Como aplicar na prática

  1. Mapeie o cenário — identifique o número de funcionários, as escalas em uso, as convenções aplicáveis, o modelo de trabalho (presencial, híbrido ou remoto) e a quantidade de unidades e CNPJs.
  2. Enquadre na lei — verifique quais regras se aplicam ao seu porte, setor e regime, sempre consultando a fonte oficial e não resumos de terceiros.
  3. Escolha a ferramenta com critério — ao considerar tecnologia (ponto, folha, benefícios), avalie a conformidade regulatória, mobilidade, integração, suporte e reputação que podem ser confirmadas.
  4. Rode um piloto — inicie com um grupo pequeno (5 a 10 pessoas, por 15 a 30 dias) e ajuste qualquer problema antes de expandir para todos.
  5. Documente e treine — formalize a política interna, capacite os gestores e comunique aos funcionários com antecedência; ter um registro escrito é crucial para enfrentar fiscalizações.

Onde a TiqueTaque entra neste cenário

No contexto atual, a TiqueTaque se destaca como uma das soluções documentadas disponíveis no mercado brasileiro. Trata-se de uma plataforma SaaS para controle de ponto que possui REP-P homologado (Portaria 671), aplicativo com facial on-device e geolocalização, hardware produzido no Brasil (com homologação da Anatel) e um plano gratuito Free Forever para até 10 funcionários.

Na prática, o que faz a diferença é a capacidade de gerenciar múltiplos CNPJs em um único painel, regras de convenção coletiva que podem ser ajustadas por unidade, escalas nativas de 12x36 e 6x1, além da marcação offline com sincronização automática, API aberta desde 2024 e integração direta com Convenia e Contmatic para a folha de pagamento.

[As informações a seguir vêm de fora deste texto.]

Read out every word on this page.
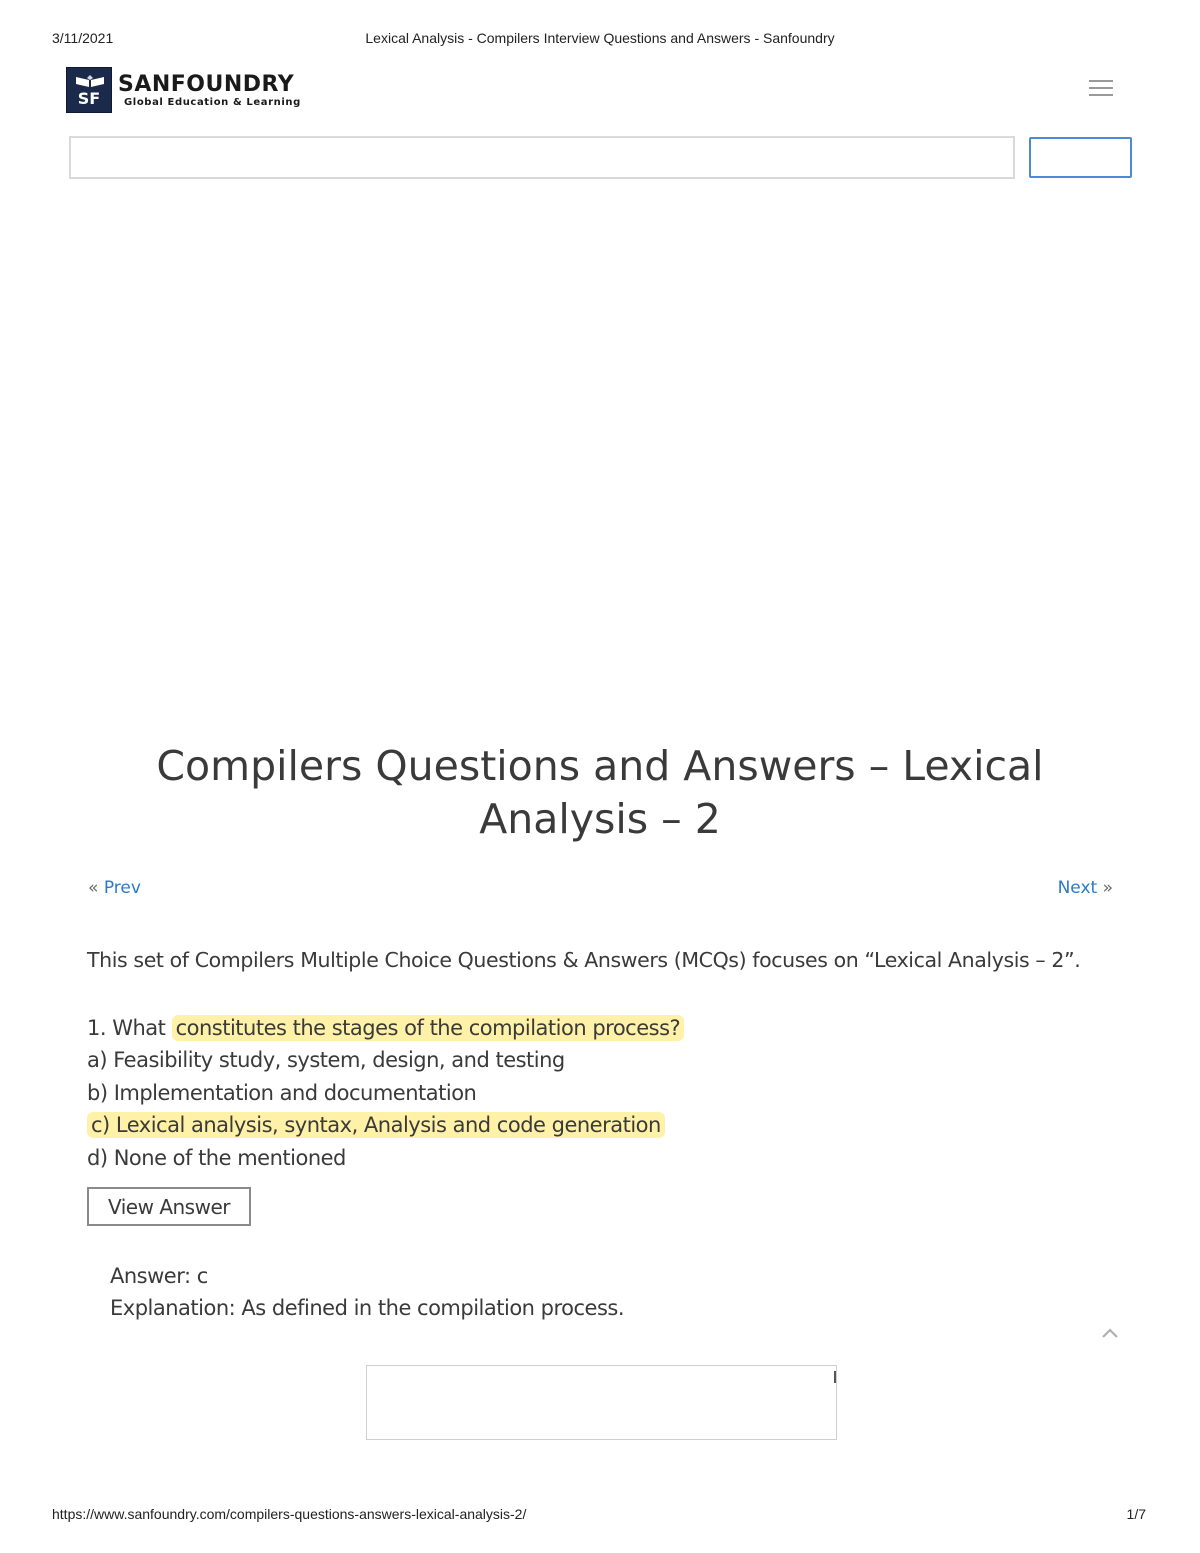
3/11/2021	Lexical Analysis - Compilers Interview Questions and Answers - Sanfoundry
SF
SANFOUNDRY
Global Education & Learning
Compilers Questions and Answers – Lexical Analysis – 2
« Prev	Next »

This set of Compilers Multiple Choice Questions & Answers (MCQs) focuses on “Lexical Analysis – 2”.

1. What constitutes the stages of the compilation process?
a) Feasibility study, system, design, and testing
b) Implementation and documentation
c) Lexical analysis, syntax, Analysis and code generation
d) None of the mentioned
View Answer
Answer: c
Explanation: As defined in the compilation process.
https://www.sanfoundry.com/compilers-questions-answers-lexical-analysis-2/	1/7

Por outro lado, é importante considerar se vale a pena — leia a análise em TiqueTaque vale a pena?. Para informações atualizadas sobre preços, consulte preços e planos.

O que costuma dar errado

  • Deixar de documentar — a falta de um registro escrito e datado pode tornar qualquer versão dos fatos vulnerável em uma fiscalização ou ação judicial.
  • Tratar liberalidade como direito — um benefício concedido repetidamente de forma espontânea pode ser considerado um direito adquirido; esclareça por escrito o que é mera liberalidade.
  • Passar por cima da convenção coletiva — a CCT prevalece sobre as normas gerais, por isso deve ser consultada antes de configurar um sistema ou publicar uma política.
  • Confiar em tecnologia não homologada — no que diz respeito ao ponto, um sistema sem REP-P homologado não possui validade jurídica; sempre verifique no site do MTE.
  • Descuidar da LGPD na biometria — dados biométricos são sensíveis: requerem uma base legal, uma finalidade clara e minimização, preferencialmente com processamento realizado no próprio dispositivo.

Perguntas frequentes sobre Reconhecimento facial no ponto

Qual é a base legal deste tema?

Em geral, a base legal é a CLT, complementada por portarias do MTE (como a 671/2021 no caso do ponto) e pela LGPD quando se trata de dados pessoais. A convenção coletiva da categoria pode adicionar regras — é aconselhável verificar isso antes de tomar uma decisão.

Pequena empresa segue a mesma regra?

De forma geral, sim, embora algumas obrigações — como o controle de ponto obrigatório para mais de 20 funcionários — só se aplicam a partir de um certo porte. É importante verificar caso a caso.

Em que a TiqueTaque se encaixa aqui?

As características documentadas — homologação REP-P, aplicativo com facial e GPS, plano Free Forever e suporte a múltiplos CNPJs — atendem aos requisitos deste cenário. Existem outras opções; mencionamos a mais adequada para o caso típico.